As the title says, does being gay make you more able to manipulate the truth (ie. A better lier)? From my experiences growing up in a relatively hostile environment for gays (gotta love a small, backwoods area lol), I had to learn quickly to only let slip the information I wanted and to control myself and the things I did and said. As well as being able to "throw someone off my trail" if I felt they were putting two and two together about me being gay. This has made me really good at misleading people when I saw fit. I was able to give a false air of confidence when the situation called for me to be strong, even if it meant that I was hurting my own emotional health. Like I said, hostile environment for anything not straight as an arrow I've noticed that a lot of tripple A actors with a lot of talent are coming out, and that plays into my theory. Depending on how you look at it, of course. Anyway, feel free to just answer, or share your experiences with what you had/chose to do when your were in the closet. If you were able to hide in plain sight, or if you had to put a lot of effort into your "mask" as I call it. Also, gotta say, you guys are some of the most supportive people I've ever seen. And that goes beyond the whole "birds of a feather" dynamic. You guys genuinely care for the people on here, which I admire like you would not believe. Thanks for being awesome guys!
People just generally don't care about what I do because I make it seem like I'm a very boring person and it works! I probably am very boring to them because I don't like they "cool stuff" they do but that's beside the point. It doesn't make me a better lier, it makes better at not mentioning things...
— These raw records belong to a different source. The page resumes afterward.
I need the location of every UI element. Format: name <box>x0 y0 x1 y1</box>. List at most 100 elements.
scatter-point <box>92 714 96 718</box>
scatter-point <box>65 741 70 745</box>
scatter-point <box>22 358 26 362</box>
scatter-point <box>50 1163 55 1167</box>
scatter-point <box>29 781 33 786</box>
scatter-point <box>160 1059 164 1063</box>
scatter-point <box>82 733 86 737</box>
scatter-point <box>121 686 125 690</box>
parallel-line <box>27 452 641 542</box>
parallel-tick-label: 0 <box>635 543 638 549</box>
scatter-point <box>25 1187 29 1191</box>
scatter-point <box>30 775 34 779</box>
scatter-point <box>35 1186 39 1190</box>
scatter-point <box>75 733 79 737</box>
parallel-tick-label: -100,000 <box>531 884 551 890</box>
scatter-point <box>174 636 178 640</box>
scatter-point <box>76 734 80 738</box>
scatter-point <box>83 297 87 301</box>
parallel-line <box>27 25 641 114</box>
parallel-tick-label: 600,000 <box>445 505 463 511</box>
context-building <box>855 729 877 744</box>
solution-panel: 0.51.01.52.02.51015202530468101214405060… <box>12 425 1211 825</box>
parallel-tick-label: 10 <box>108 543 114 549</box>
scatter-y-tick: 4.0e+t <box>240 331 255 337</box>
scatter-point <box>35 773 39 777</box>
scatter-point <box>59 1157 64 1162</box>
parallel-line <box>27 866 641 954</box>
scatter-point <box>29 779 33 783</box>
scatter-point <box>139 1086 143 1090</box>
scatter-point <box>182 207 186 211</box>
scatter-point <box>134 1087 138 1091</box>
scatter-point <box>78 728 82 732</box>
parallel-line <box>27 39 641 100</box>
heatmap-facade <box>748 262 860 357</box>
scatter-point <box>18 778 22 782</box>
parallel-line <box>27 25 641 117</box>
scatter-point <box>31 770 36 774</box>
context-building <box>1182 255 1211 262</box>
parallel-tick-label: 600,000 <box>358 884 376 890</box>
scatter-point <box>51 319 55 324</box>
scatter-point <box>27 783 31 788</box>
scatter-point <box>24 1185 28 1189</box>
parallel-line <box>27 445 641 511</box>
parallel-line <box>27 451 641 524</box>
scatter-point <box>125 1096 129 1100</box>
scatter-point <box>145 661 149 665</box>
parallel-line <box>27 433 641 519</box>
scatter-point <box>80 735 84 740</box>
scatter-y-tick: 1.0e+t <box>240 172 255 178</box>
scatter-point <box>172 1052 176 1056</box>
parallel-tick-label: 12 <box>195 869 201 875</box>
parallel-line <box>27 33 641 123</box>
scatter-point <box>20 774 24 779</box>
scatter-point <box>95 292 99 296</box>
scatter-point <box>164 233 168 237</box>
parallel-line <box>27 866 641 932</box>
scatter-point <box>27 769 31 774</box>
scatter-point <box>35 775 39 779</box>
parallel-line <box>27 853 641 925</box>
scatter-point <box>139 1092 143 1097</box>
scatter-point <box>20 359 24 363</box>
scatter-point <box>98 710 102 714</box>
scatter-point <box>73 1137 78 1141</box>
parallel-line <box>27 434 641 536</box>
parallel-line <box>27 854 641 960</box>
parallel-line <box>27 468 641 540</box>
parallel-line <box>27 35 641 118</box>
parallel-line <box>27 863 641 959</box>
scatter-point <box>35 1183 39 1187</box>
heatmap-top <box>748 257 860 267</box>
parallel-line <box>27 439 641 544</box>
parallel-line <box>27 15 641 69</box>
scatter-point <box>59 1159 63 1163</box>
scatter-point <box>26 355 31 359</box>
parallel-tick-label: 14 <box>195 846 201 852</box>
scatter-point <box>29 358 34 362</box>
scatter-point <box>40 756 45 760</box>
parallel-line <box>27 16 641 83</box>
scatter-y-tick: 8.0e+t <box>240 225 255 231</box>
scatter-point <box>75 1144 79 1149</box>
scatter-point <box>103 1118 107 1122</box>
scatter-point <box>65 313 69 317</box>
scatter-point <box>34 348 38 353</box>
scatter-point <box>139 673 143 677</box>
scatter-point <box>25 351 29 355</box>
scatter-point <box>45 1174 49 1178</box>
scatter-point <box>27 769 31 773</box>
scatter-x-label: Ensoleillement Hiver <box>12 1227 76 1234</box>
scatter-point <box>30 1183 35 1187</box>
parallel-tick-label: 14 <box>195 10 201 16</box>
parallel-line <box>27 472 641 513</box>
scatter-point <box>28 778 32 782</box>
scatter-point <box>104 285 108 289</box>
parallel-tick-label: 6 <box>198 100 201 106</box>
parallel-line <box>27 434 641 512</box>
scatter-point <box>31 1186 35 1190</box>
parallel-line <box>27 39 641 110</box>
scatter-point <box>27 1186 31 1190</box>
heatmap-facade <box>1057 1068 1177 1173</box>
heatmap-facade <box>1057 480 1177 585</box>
Interesting idea. You've made me think. In friendships I value honesty very highly. But I've lied or deliberately misguided my parents about my relationships, and I think I'm quite good at it. It's quite scary how easily some lies spring to my lips, without even having to think about it. Like you're so used to hiding something it just comes naturally. So yeah, I think I'm a pretty decent liar, actually.
I have often thought about this. I suppose it does make you a better liar, but at the same time we all know how much it can hurt to keep that lie going. So for me personally, once I came out, I didn't want to lie about anything anymore. Haha, I guess I gave up the lying habit. So it made me a better liar, but then an honest person!
It's an interesting idea and there might be some truth to it. I would imagine the longer you stay in the closet the more elaborate the lies need to be.
I've just always been pretty good at telling lies, even before I realized I was gay. I don't think that's made me a better or worse one though.
I think some people are good lyer and others are not. I think being gay may give you more practice, but I know I'm hella gay and a terrible lyer.
I haven't met a person yet, who ISN'T a liar. Actors are just PAID professional liars. "Gay", "straight", or anything else has no bearing on being a competent liar. Used to be telling a lie was just as bad as doing something very wrong and you would get punishment for it. Nowadays, lying is "normal" and telling the truth is the bad thing that gets you in trouble.
I don't think it neccessarily has anything to do with being gay, but with practice. The more you lie the better you'll get at it. If being gay has put you in a situation where you're frequently forced to lie, you will probably get pretty good at it.
I don't know that is even lying. Sometimes omitting the truth isn't a ly if it's none of their business. I think being private is way different then lying.